ElasticSearch uses basically the same data structures and gives you the same infrastructure that Google's ~late-00s search stack did, and is actually more advanced in some respects (like ad-hoc queries, debuggability, and updateability), so software isn't much of an issue.

The big part missing that can't really be replicated today is the huge web of authentic hyperlinks. The reason Google was so good at search was because many humans effectively "tagged" a given webpage with a series of short, descriptive words and phrases. When they went to search for a page, Google could mine this huge treasure trove of backlinks to identify exactly what the page was good for, even if those search terms never appeared on the page. SEO and link farms kinda killed this, as did the rise of social media walled gardens, and so the Google of 2009 basically wouldn't work today anyway. Maybe if you pulled old versions of Common Crawl or archive.org you could reconstruct it, but the relevant pages are often offline anyway today.

opengrass 6 hours ago [ - ]

If an ex Googler compares Elastic Search to the old company then it mustbe something good.

BrunoBernardino 10 hours ago [ - ]

You can self-host Marginalia [1] or Hister [2], for example. Takes up some space, but it's totally doable. Your biggest problem (assuming you have disk space) will be crawling.
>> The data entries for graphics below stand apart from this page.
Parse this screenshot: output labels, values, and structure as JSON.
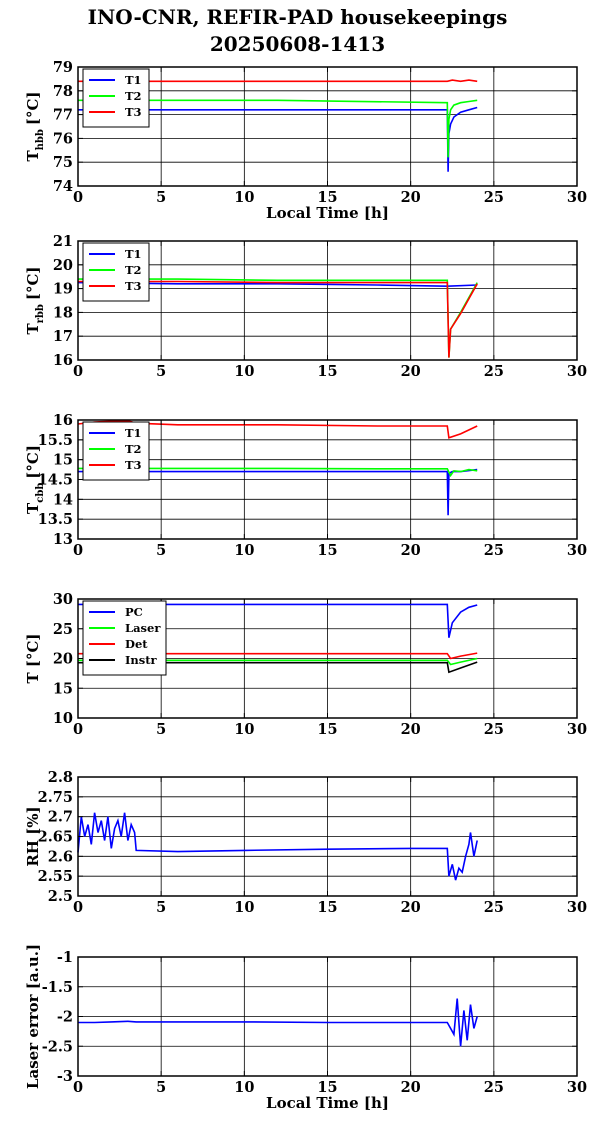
{
  "title": {
    "line1": "INO-CNR, REFIR-PAD housekeepings",
    "line2": "20250608-1413"
  },
  "colors": {
    "blue": "#0000ff",
    "green": "#00ff00",
    "red": "#ff0000",
    "black": "#000000"
  },
  "chart_data": [
    {
      "type": "line",
      "ylabel": "T",
      "ylabel_sub": "hbb",
      "ylabel_unit": "[°C]",
      "xlabel": "Local Time [h]",
      "xlim": [
        0,
        30
      ],
      "ylim": [
        74,
        79
      ],
      "xticks": [
        "0",
        "5",
        "10",
        "15",
        "20",
        "25",
        "30"
      ],
      "yticks": [
        "74",
        "75",
        "76",
        "77",
        "78",
        "79"
      ],
      "grid": true,
      "legend": "top-left",
      "series": [
        {
          "name": "T1",
          "color": "blue",
          "x": [
            0,
            5,
            12,
            22.2,
            22.25,
            22.3,
            22.4,
            22.6,
            23,
            23.5,
            24
          ],
          "y": [
            77.2,
            77.2,
            77.2,
            77.2,
            74.6,
            76.2,
            76.6,
            76.9,
            77.1,
            77.2,
            77.3
          ]
        },
        {
          "name": "T2",
          "color": "green",
          "x": [
            0,
            5,
            12,
            22.2,
            22.25,
            22.3,
            22.4,
            22.6,
            23,
            23.5,
            24
          ],
          "y": [
            77.6,
            77.6,
            77.6,
            77.5,
            75.2,
            76.8,
            77.2,
            77.4,
            77.5,
            77.55,
            77.6
          ]
        },
        {
          "name": "T3",
          "color": "red",
          "x": [
            0,
            5,
            10,
            15,
            20,
            22.2,
            22.5,
            23,
            23.5,
            24
          ],
          "y": [
            78.4,
            78.4,
            78.4,
            78.4,
            78.4,
            78.4,
            78.45,
            78.4,
            78.45,
            78.4
          ]
        }
      ]
    },
    {
      "type": "line",
      "ylabel": "T",
      "ylabel_sub": "rbb",
      "ylabel_unit": "[°C]",
      "xlabel": "",
      "xlim": [
        0,
        30
      ],
      "ylim": [
        16,
        21
      ],
      "xticks": [
        "0",
        "5",
        "10",
        "15",
        "20",
        "25",
        "30"
      ],
      "yticks": [
        "16",
        "17",
        "18",
        "19",
        "20",
        "21"
      ],
      "grid": true,
      "legend": "top-left",
      "series": [
        {
          "name": "T1",
          "color": "blue",
          "x": [
            0,
            6,
            12,
            18,
            22.2,
            24
          ],
          "y": [
            19.25,
            19.2,
            19.2,
            19.15,
            19.1,
            19.15
          ]
        },
        {
          "name": "T2",
          "color": "green",
          "x": [
            0,
            6,
            12,
            18,
            22.2,
            22.3,
            22.4,
            23,
            24
          ],
          "y": [
            19.4,
            19.4,
            19.35,
            19.35,
            19.35,
            16.1,
            17.3,
            18.0,
            19.25
          ]
        },
        {
          "name": "T3",
          "color": "red",
          "x": [
            0,
            6,
            12,
            18,
            22.2,
            22.3,
            22.4,
            23,
            24
          ],
          "y": [
            19.3,
            19.3,
            19.25,
            19.25,
            19.25,
            16.1,
            17.3,
            17.95,
            19.2
          ]
        }
      ]
    },
    {
      "type": "line",
      "ylabel": "T",
      "ylabel_sub": "cbb",
      "ylabel_unit": "[°C]",
      "xlabel": "",
      "xlim": [
        0,
        30
      ],
      "ylim": [
        13,
        16
      ],
      "xticks": [
        "0",
        "5",
        "10",
        "15",
        "20",
        "25",
        "30"
      ],
      "yticks": [
        "13",
        "13.5",
        "14",
        "14.5",
        "15",
        "15.5",
        "16"
      ],
      "grid": true,
      "legend": "top-left",
      "series": [
        {
          "name": "T1",
          "color": "blue",
          "x": [
            0,
            6,
            12,
            18,
            22.2,
            22.25,
            22.3,
            22.5,
            23,
            24
          ],
          "y": [
            14.7,
            14.7,
            14.7,
            14.7,
            14.7,
            13.6,
            14.65,
            14.7,
            14.7,
            14.75
          ]
        },
        {
          "name": "T2",
          "color": "green",
          "x": [
            0,
            6,
            12,
            18,
            22.2,
            22.4,
            22.6,
            23,
            23.5,
            24
          ],
          "y": [
            14.78,
            14.78,
            14.78,
            14.77,
            14.77,
            14.6,
            14.72,
            14.7,
            14.75,
            14.72
          ]
        },
        {
          "name": "T3",
          "color": "red",
          "x": [
            0,
            1,
            2,
            3,
            3.5,
            6,
            12,
            18,
            22.2,
            22.3,
            23,
            24
          ],
          "y": [
            15.9,
            15.95,
            15.97,
            15.98,
            15.92,
            15.88,
            15.88,
            15.85,
            15.85,
            15.55,
            15.65,
            15.85
          ]
        }
      ]
    },
    {
      "type": "line",
      "ylabel": "T [°C]",
      "ylabel_sub": "",
      "ylabel_unit": "",
      "xlabel": "",
      "xlim": [
        0,
        30
      ],
      "ylim": [
        10,
        30
      ],
      "xticks": [
        "0",
        "5",
        "10",
        "15",
        "20",
        "25",
        "30"
      ],
      "yticks": [
        "10",
        "15",
        "20",
        "25",
        "30"
      ],
      "grid": true,
      "legend": "top-left",
      "series": [
        {
          "name": "PC",
          "color": "blue",
          "x": [
            0,
            6,
            12,
            18,
            22.2,
            22.3,
            22.5,
            23,
            23.5,
            24
          ],
          "y": [
            29.1,
            29.1,
            29.1,
            29.1,
            29.1,
            23.5,
            26.0,
            27.8,
            28.6,
            29.0
          ]
        },
        {
          "name": "Laser",
          "color": "green",
          "x": [
            0,
            6,
            12,
            18,
            22.2,
            22.4,
            23,
            24
          ],
          "y": [
            19.7,
            19.7,
            19.7,
            19.7,
            19.7,
            19.0,
            19.4,
            20.0
          ]
        },
        {
          "name": "Det",
          "color": "red",
          "x": [
            0,
            6,
            12,
            18,
            22.2,
            22.4,
            23,
            24
          ],
          "y": [
            20.8,
            20.8,
            20.8,
            20.8,
            20.8,
            20.0,
            20.4,
            20.9
          ]
        },
        {
          "name": "Instr",
          "color": "black",
          "x": [
            0,
            6,
            12,
            18,
            22.2,
            22.3,
            23,
            24
          ],
          "y": [
            19.3,
            19.3,
            19.3,
            19.3,
            19.3,
            17.7,
            18.4,
            19.4
          ]
        }
      ]
    },
    {
      "type": "line",
      "ylabel": "RH [%]",
      "ylabel_sub": "",
      "ylabel_unit": "",
      "xlabel": "",
      "xlim": [
        0,
        30
      ],
      "ylim": [
        2.5,
        2.8
      ],
      "xticks": [
        "0",
        "5",
        "10",
        "15",
        "20",
        "25",
        "30"
      ],
      "yticks": [
        "2.5",
        "2.55",
        "2.6",
        "2.65",
        "2.7",
        "2.75",
        "2.8"
      ],
      "grid": true,
      "legend": "none",
      "series": [
        {
          "name": "",
          "color": "blue",
          "x": [
            0,
            0.2,
            0.4,
            0.6,
            0.8,
            1.0,
            1.2,
            1.4,
            1.6,
            1.8,
            2.0,
            2.2,
            2.4,
            2.6,
            2.8,
            3.0,
            3.2,
            3.4,
            3.5,
            6,
            10,
            15,
            20,
            22.2,
            22.3,
            22.5,
            22.7,
            22.9,
            23.1,
            23.3,
            23.5,
            23.6,
            23.8,
            24.0
          ],
          "y": [
            2.61,
            2.7,
            2.65,
            2.68,
            2.63,
            2.71,
            2.66,
            2.69,
            2.64,
            2.7,
            2.62,
            2.67,
            2.69,
            2.65,
            2.71,
            2.64,
            2.68,
            2.66,
            2.615,
            2.612,
            2.615,
            2.618,
            2.62,
            2.62,
            2.55,
            2.58,
            2.54,
            2.57,
            2.56,
            2.6,
            2.63,
            2.66,
            2.6,
            2.64
          ]
        }
      ]
    },
    {
      "type": "line",
      "ylabel": "Laser error [a.u.]",
      "ylabel_sub": "",
      "ylabel_unit": "",
      "xlabel": "Local Time [h]",
      "xlim": [
        0,
        30
      ],
      "ylim": [
        -3,
        -1
      ],
      "xticks": [
        "0",
        "5",
        "10",
        "15",
        "20",
        "25",
        "30"
      ],
      "yticks": [
        "-3",
        "-2.5",
        "-2",
        "-1.5",
        "-1"
      ],
      "grid": true,
      "legend": "none",
      "series": [
        {
          "name": "",
          "color": "blue",
          "x": [
            0,
            1,
            2,
            3,
            3.5,
            6,
            10,
            15,
            20,
            22.2,
            22.6,
            22.8,
            23.0,
            23.2,
            23.4,
            23.6,
            23.8,
            24.0
          ],
          "y": [
            -2.1,
            -2.1,
            -2.09,
            -2.08,
            -2.09,
            -2.09,
            -2.09,
            -2.1,
            -2.1,
            -2.1,
            -2.3,
            -1.7,
            -2.5,
            -1.9,
            -2.4,
            -1.8,
            -2.2,
            -2.0
          ]
        }
      ]
    }
  ]
}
[1] : https://github.com/MarginaliaSearch/MarginaliaSearch

[2] : https://github.com/asciimoo/hister

marginalia_nu 9 hours ago [ - ]

Emphasis on "doable".

At least if we're speaking a more generalist web search it requires dedicated hardware, that's pretty costly. Marginalia's production server cost about $20k back when RAM and SSDs were cheap. It used to run on $5k of PC hardware before, but that was very limiting.

So no data center, but at the same time, not everyone has that sort of cash to throw around.

hootz 11 hours ago [ - ]

I believe it is a thing. Saw it somewhere, like a peer to peer search engine.